The thymus gland was once thought to be a vestigial organ. However, it has been determined that it is a central gland of the lymphatic system, which is involved in the body’s immune system. As part of this activity, the gland produces a hormone called thymosin, which is involved in the maturation and development of the immune system. This gland is larger in infants and decreases in size through adulthood. As a result of the change in size of the gland, the amounts of thymosin produced similarly decrease throughout adulthood.

The pineal gland, situated in the brain, produces the hormone melatonin. This hormone acts on the hypothalamus inhibiting the release of luteinizing hormone, thus affecting the activity of the gonads. The pineal gland is an interesting structure, because it is responsive to light and may be involved in the seasonal behaviour changes by some animals in response to changes in day length.

The special nature of the prostaglandins

Prostaglandins are lipids, much like some hormones. However, they are not produced in special organs or glands, but rather by many cell types from lipids in their own plasma membranes. They usually do not travel long distances within the body, but typically have effects on the tissue where they are produced.

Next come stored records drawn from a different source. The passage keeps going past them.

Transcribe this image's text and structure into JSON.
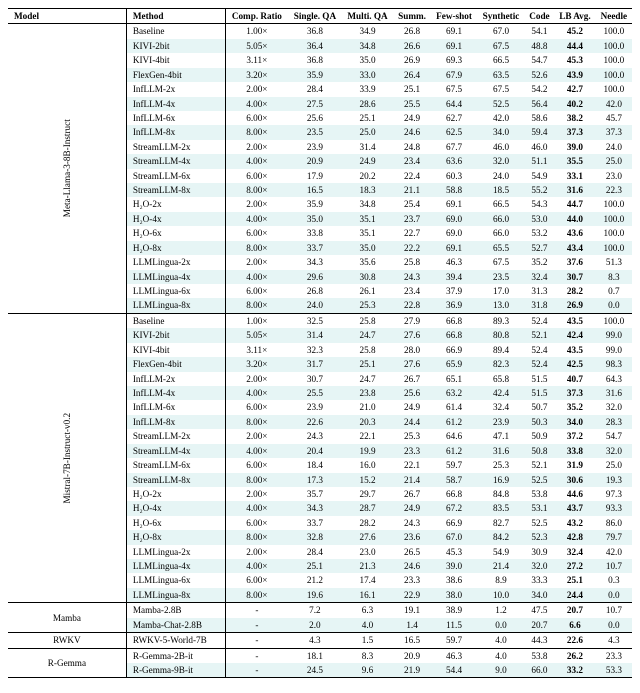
{
  "colors": {
    "stripe": "#e6f5f5",
    "rule": "#000000",
    "text": "#000000",
    "background": "#ffffff"
  },
  "typography": {
    "font_family": "Times New Roman",
    "font_size_pt": 7,
    "header_weight": "bold"
  },
  "header": {
    "model": "Model",
    "method": "Method",
    "comp": "Comp. Ratio",
    "single": "Single. QA",
    "multi": "Multi. QA",
    "summ": "Summ.",
    "few": "Few-shot",
    "syn": "Synthetic",
    "code": "Code",
    "lb": "LB Avg.",
    "needle": "Needle"
  },
  "groups": [
    {
      "model": "Meta-Llama-3-8B-Instruct",
      "rows": [
        {
          "method": "Baseline",
          "comp": "1.00×",
          "single": "36.8",
          "multi": "34.9",
          "summ": "26.8",
          "few": "69.1",
          "syn": "67.0",
          "code": "54.1",
          "lb": "45.2",
          "needle": "100.0"
        },
        {
          "method": "KIVI-2bit",
          "comp": "5.05×",
          "single": "36.4",
          "multi": "34.8",
          "summ": "26.6",
          "few": "69.1",
          "syn": "67.5",
          "code": "48.8",
          "lb": "44.4",
          "needle": "100.0"
        },
        {
          "method": "KIVI-4bit",
          "comp": "3.11×",
          "single": "36.8",
          "multi": "35.0",
          "summ": "26.9",
          "few": "69.3",
          "syn": "66.5",
          "code": "54.7",
          "lb": "45.3",
          "needle": "100.0"
        },
        {
          "method": "FlexGen-4bit",
          "comp": "3.20×",
          "single": "35.9",
          "multi": "33.0",
          "summ": "26.4",
          "few": "67.9",
          "syn": "63.5",
          "code": "52.6",
          "lb": "43.9",
          "needle": "100.0"
        },
        {
          "method": "InfLLM-2x",
          "comp": "2.00×",
          "single": "28.4",
          "multi": "33.9",
          "summ": "25.1",
          "few": "67.5",
          "syn": "67.5",
          "code": "54.2",
          "lb": "42.7",
          "needle": "100.0"
        },
        {
          "method": "InfLLM-4x",
          "comp": "4.00×",
          "single": "27.5",
          "multi": "28.6",
          "summ": "25.5",
          "few": "64.4",
          "syn": "52.5",
          "code": "56.4",
          "lb": "40.2",
          "needle": "42.0"
        },
        {
          "method": "InfLLM-6x",
          "comp": "6.00×",
          "single": "25.6",
          "multi": "25.1",
          "summ": "24.9",
          "few": "62.7",
          "syn": "42.0",
          "code": "58.6",
          "lb": "38.2",
          "needle": "45.7"
        },
        {
          "method": "InfLLM-8x",
          "comp": "8.00×",
          "single": "23.5",
          "multi": "25.0",
          "summ": "24.6",
          "few": "62.5",
          "syn": "34.0",
          "code": "59.4",
          "lb": "37.3",
          "needle": "37.3"
        },
        {
          "method": "StreamLLM-2x",
          "comp": "2.00×",
          "single": "23.9",
          "multi": "31.4",
          "summ": "24.8",
          "few": "67.7",
          "syn": "46.0",
          "code": "46.0",
          "lb": "39.0",
          "needle": "24.0"
        },
        {
          "method": "StreamLLM-4x",
          "comp": "4.00×",
          "single": "20.9",
          "multi": "24.9",
          "summ": "23.4",
          "few": "63.6",
          "syn": "32.0",
          "code": "51.1",
          "lb": "35.5",
          "needle": "25.0"
        },
        {
          "method": "StreamLLM-6x",
          "comp": "6.00×",
          "single": "17.9",
          "multi": "20.2",
          "summ": "22.4",
          "few": "60.3",
          "syn": "24.0",
          "code": "54.9",
          "lb": "33.1",
          "needle": "23.0"
        },
        {
          "method": "StreamLLM-8x",
          "comp": "8.00×",
          "single": "16.5",
          "multi": "18.3",
          "summ": "21.1",
          "few": "58.8",
          "syn": "18.5",
          "code": "55.2",
          "lb": "31.6",
          "needle": "22.3"
        },
        {
          "method": "H₂O-2x",
          "comp": "2.00×",
          "single": "35.9",
          "multi": "34.8",
          "summ": "25.4",
          "few": "69.1",
          "syn": "66.5",
          "code": "54.3",
          "lb": "44.7",
          "needle": "100.0"
        },
        {
          "method": "H₂O-4x",
          "comp": "4.00×",
          "single": "35.0",
          "multi": "35.1",
          "summ": "23.7",
          "few": "69.0",
          "syn": "66.0",
          "code": "53.0",
          "lb": "44.0",
          "needle": "100.0"
        },
        {
          "method": "H₂O-6x",
          "comp": "6.00×",
          "single": "33.8",
          "multi": "35.1",
          "summ": "22.7",
          "few": "69.0",
          "syn": "66.0",
          "code": "53.2",
          "lb": "43.6",
          "needle": "100.0"
        },
        {
          "method": "H₂O-8x",
          "comp": "8.00×",
          "single": "33.7",
          "multi": "35.0",
          "summ": "22.2",
          "few": "69.1",
          "syn": "65.5",
          "code": "52.7",
          "lb": "43.4",
          "needle": "100.0"
        },
        {
          "method": "LLMLingua-2x",
          "comp": "2.00×",
          "single": "34.3",
          "multi": "35.6",
          "summ": "25.8",
          "few": "46.3",
          "syn": "67.5",
          "code": "35.2",
          "lb": "37.6",
          "needle": "51.3"
        },
        {
          "method": "LLMLingua-4x",
          "comp": "4.00×",
          "single": "29.6",
          "multi": "30.8",
          "summ": "24.3",
          "few": "39.4",
          "syn": "23.5",
          "code": "32.4",
          "lb": "30.7",
          "needle": "8.3"
        },
        {
          "method": "LLMLingua-6x",
          "comp": "6.00×",
          "single": "26.8",
          "multi": "26.1",
          "summ": "23.4",
          "few": "37.9",
          "syn": "17.0",
          "code": "31.3",
          "lb": "28.2",
          "needle": "0.7"
        },
        {
          "method": "LLMLingua-8x",
          "comp": "8.00×",
          "single": "24.0",
          "multi": "25.3",
          "summ": "22.8",
          "few": "36.9",
          "syn": "13.0",
          "code": "31.8",
          "lb": "26.9",
          "needle": "0.0"
        }
      ]
    },
    {
      "model": "Mistral-7B-Instruct-v0.2",
      "rows": [
        {
          "method": "Baseline",
          "comp": "1.00×",
          "single": "32.5",
          "multi": "25.8",
          "summ": "27.9",
          "few": "66.8",
          "syn": "89.3",
          "code": "52.4",
          "lb": "43.5",
          "needle": "100.0"
        },
        {
          "method": "KIVI-2bit",
          "comp": "5.05×",
          "single": "31.4",
          "multi": "24.7",
          "summ": "27.6",
          "few": "66.8",
          "syn": "80.8",
          "code": "52.1",
          "lb": "42.4",
          "needle": "99.0"
        },
        {
          "method": "KIVI-4bit",
          "comp": "3.11×",
          "single": "32.3",
          "multi": "25.8",
          "summ": "28.0",
          "few": "66.9",
          "syn": "89.4",
          "code": "52.4",
          "lb": "43.5",
          "needle": "99.0"
        },
        {
          "method": "FlexGen-4bit",
          "comp": "3.20×",
          "single": "31.7",
          "multi": "25.1",
          "summ": "27.6",
          "few": "65.9",
          "syn": "82.3",
          "code": "52.4",
          "lb": "42.5",
          "needle": "98.3"
        },
        {
          "method": "InfLLM-2x",
          "comp": "2.00×",
          "single": "30.7",
          "multi": "24.7",
          "summ": "26.7",
          "few": "65.1",
          "syn": "65.8",
          "code": "51.5",
          "lb": "40.7",
          "needle": "64.3"
        },
        {
          "method": "InfLLM-4x",
          "comp": "4.00×",
          "single": "25.5",
          "multi": "23.8",
          "summ": "25.6",
          "few": "63.2",
          "syn": "42.4",
          "code": "51.5",
          "lb": "37.3",
          "needle": "31.6"
        },
        {
          "method": "InfLLM-6x",
          "comp": "6.00×",
          "single": "23.9",
          "multi": "21.0",
          "summ": "24.9",
          "few": "61.4",
          "syn": "32.4",
          "code": "50.7",
          "lb": "35.2",
          "needle": "32.0"
        },
        {
          "method": "InfLLM-8x",
          "comp": "8.00×",
          "single": "22.6",
          "multi": "20.3",
          "summ": "24.4",
          "few": "61.2",
          "syn": "23.9",
          "code": "50.3",
          "lb": "34.0",
          "needle": "28.3"
        },
        {
          "method": "StreamLLM-2x",
          "comp": "2.00×",
          "single": "24.3",
          "multi": "22.1",
          "summ": "25.3",
          "few": "64.6",
          "syn": "47.1",
          "code": "50.9",
          "lb": "37.2",
          "needle": "54.7"
        },
        {
          "method": "StreamLLM-4x",
          "comp": "4.00×",
          "single": "20.4",
          "multi": "19.9",
          "summ": "23.3",
          "few": "61.2",
          "syn": "31.6",
          "code": "50.8",
          "lb": "33.8",
          "needle": "32.0"
        },
        {
          "method": "StreamLLM-6x",
          "comp": "6.00×",
          "single": "18.4",
          "multi": "16.0",
          "summ": "22.1",
          "few": "59.7",
          "syn": "25.3",
          "code": "52.1",
          "lb": "31.9",
          "needle": "25.0"
        },
        {
          "method": "StreamLLM-8x",
          "comp": "8.00×",
          "single": "17.3",
          "multi": "15.2",
          "summ": "21.4",
          "few": "58.7",
          "syn": "16.9",
          "code": "52.5",
          "lb": "30.6",
          "needle": "19.3"
        },
        {
          "method": "H₂O-2x",
          "comp": "2.00×",
          "single": "35.7",
          "multi": "29.7",
          "summ": "26.7",
          "few": "66.8",
          "syn": "84.8",
          "code": "53.8",
          "lb": "44.6",
          "needle": "97.3"
        },
        {
          "method": "H₂O-4x",
          "comp": "4.00×",
          "single": "34.3",
          "multi": "28.7",
          "summ": "24.9",
          "few": "67.2",
          "syn": "83.5",
          "code": "53.1",
          "lb": "43.7",
          "needle": "93.3"
        },
        {
          "method": "H₂O-6x",
          "comp": "6.00×",
          "single": "33.7",
          "multi": "28.2",
          "summ": "24.3",
          "few": "66.9",
          "syn": "82.7",
          "code": "52.5",
          "lb": "43.2",
          "needle": "86.0"
        },
        {
          "method": "H₂O-8x",
          "comp": "8.00×",
          "single": "32.8",
          "multi": "27.6",
          "summ": "23.6",
          "few": "67.0",
          "syn": "84.2",
          "code": "52.3",
          "lb": "42.8",
          "needle": "79.7"
        },
        {
          "method": "LLMLingua-2x",
          "comp": "2.00×",
          "single": "28.4",
          "multi": "23.0",
          "summ": "26.5",
          "few": "45.3",
          "syn": "54.9",
          "code": "30.9",
          "lb": "32.4",
          "needle": "42.0"
        },
        {
          "method": "LLMLingua-4x",
          "comp": "4.00×",
          "single": "25.1",
          "multi": "21.3",
          "summ": "24.6",
          "few": "39.0",
          "syn": "21.4",
          "code": "32.0",
          "lb": "27.2",
          "needle": "10.7"
        },
        {
          "method": "LLMLingua-6x",
          "comp": "6.00×",
          "single": "21.2",
          "multi": "17.4",
          "summ": "23.3",
          "few": "38.6",
          "syn": "8.9",
          "code": "33.3",
          "lb": "25.1",
          "needle": "0.3"
        },
        {
          "method": "LLMLingua-8x",
          "comp": "8.00×",
          "single": "19.6",
          "multi": "16.1",
          "summ": "22.9",
          "few": "38.0",
          "syn": "10.0",
          "code": "34.0",
          "lb": "24.4",
          "needle": "0.0"
        }
      ]
    },
    {
      "model": "Mamba",
      "rows": [
        {
          "method": "Mamba-2.8B",
          "comp": "-",
          "single": "7.2",
          "multi": "6.3",
          "summ": "19.1",
          "few": "38.9",
          "syn": "1.2",
          "code": "47.5",
          "lb": "20.7",
          "needle": "10.7"
        },
        {
          "method": "Mamba-Chat-2.8B",
          "comp": "-",
          "single": "2.0",
          "multi": "4.0",
          "summ": "1.4",
          "few": "11.5",
          "syn": "0.0",
          "code": "20.7",
          "lb": "6.6",
          "needle": "0.0"
        }
      ]
    },
    {
      "model": "RWKV",
      "rows": [
        {
          "method": "RWKV-5-World-7B",
          "comp": "-",
          "single": "4.3",
          "multi": "1.5",
          "summ": "16.5",
          "few": "59.7",
          "syn": "4.0",
          "code": "44.3",
          "lb": "22.6",
          "needle": "4.3"
        }
      ]
    },
    {
      "model": "R-Gemma",
      "rows": [
        {
          "method": "R-Gemma-2B-it",
          "comp": "-",
          "single": "18.1",
          "multi": "8.3",
          "summ": "20.9",
          "few": "46.3",
          "syn": "4.0",
          "code": "53.8",
          "lb": "26.2",
          "needle": "23.3"
        },
        {
          "method": "R-Gemma-9B-it",
          "comp": "-",
          "single": "24.5",
          "multi": "9.6",
          "summ": "21.9",
          "few": "54.4",
          "syn": "9.0",
          "code": "66.0",
          "lb": "33.2",
          "needle": "53.3"
        }
      ]
    }
  ]
}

The effects of prostaglandins are numerous, including the regulation of blood pressure, regulation of stomach secretions, stimulation and inhibition of uterine contractions, and the transmission of nerve impulses. At least 15 different prostaglandins have been discovered so far. They are vital for the normal functioning of the body. Prostaglandins were originally discovered in the secretions of the prostate gland, from which they got their name.